What will happen when an instant food star and flop meet?
There are a lot of parallels between pizza in America and ramen in Japan. They’re both filling, convenient, and inexpensive, making them favorites of hungry and/or cash-strapped students and bachelors, and so perhaps it was only a matter of time until Nissin hit upon this idea.
Nissin, maker of the eternally popular Cup Noodle brand of instant ramen, has announced that it will soon begin selling pizza ramen.
The product’s full name is the Cup Noodle Cheese Pizza Potato Tomato Flavor Big, befitting its status as part of the company’s jumbo-sized Cup Noodle Big line. Because if pizza and ramen each have an uncompromising, iron-clad grip on your soul and stomach, statistics suggest you might just have a big appetite.
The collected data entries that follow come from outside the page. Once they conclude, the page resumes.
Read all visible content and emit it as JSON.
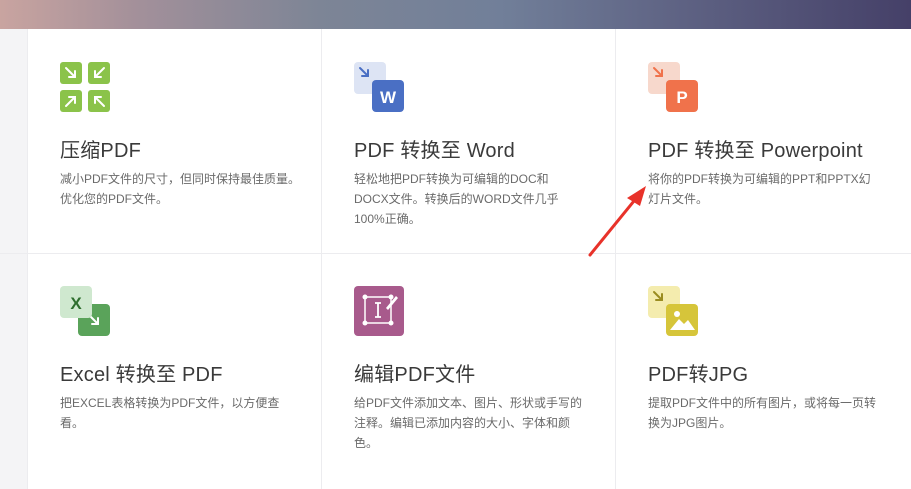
{
  "cards": [
    {
      "title": "压缩PDF",
      "desc": "减小PDF文件的尺寸，但同时保持最佳质量。优化您的PDF文件。",
      "icon": "compress-icon"
    },
    {
      "title": "PDF 转换至 Word",
      "desc": "轻松地把PDF转换为可编辑的DOC和DOCX文件。转换后的WORD文件几乎100%正确。",
      "icon": "pdf-to-word-icon",
      "badge": "W"
    },
    {
      "title": "PDF 转换至 Powerpoint",
      "desc": "将你的PDF转换为可编辑的PPT和PPTX幻灯片文件。",
      "icon": "pdf-to-powerpoint-icon",
      "badge": "P"
    },
    {
      "title": "Excel 转换至 PDF",
      "desc": "把EXCEL表格转换为PDF文件，以方便查看。",
      "icon": "excel-to-pdf-icon",
      "badge": "X"
    },
    {
      "title": "编辑PDF文件",
      "desc": "给PDF文件添加文本、图片、形状或手写的注释。编辑已添加内容的大小、字体和颜色。",
      "icon": "edit-pdf-icon"
    },
    {
      "title": "PDF转JPG",
      "desc": "提取PDF文件中的所有图片，或将每一页转换为JPG图片。",
      "icon": "pdf-to-jpg-icon"
    }
  ],
  "colors": {
    "compress": "#8bc34a",
    "word": "#4a6fc4",
    "powerpoint": "#f0724b",
    "excel": "#5aa35a",
    "edit": "#a85a8c",
    "jpg": "#d6c53a",
    "annotation_arrow": "#e8322a"
  }
}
The ramen’s Italian inspirations show up in the cheese tomato broth, floating in which you’ll find the customary Cup Noodle noodles accompanied by chunks of potato, cabbage, cheddar cheese squares, and bits of bacon-style pork (oddly enough, despite Japan’s love of corn on pizza, the yellow veggie is nowhere to be found on the ingredient list). Nissin boasts that the delicate basil seasoning blends with the tartness of the tomato and richness of the cheese for a scrumptiously synergetic sensation on the taste buds.
Skeptics no doubt have already sniffed out a potential problem, though. While you’d never mistake it for gourmet fare, instant ramen is almost always satisfying in the flavor department, in a sort of salty, guilty-pleasure way. Instant pizza, though, is generally something most people choose to eat as a last resort when they run out of other options, rather than as something they enjoy the taste of.
Still, there’s a chance that the pizza ramen will still be as delicious as Nissin assures us it will. After all, ramen pizza turned out to be pretty good, and Cup Noodle’s chili tomato flavor has been a big seller for years, so we’re keeping our hopes high that Cup Noodle Cheese Pizza Potato Tomato Flavor won’t let us down when it goes on sale November 13 for 205 yen (US$1.85).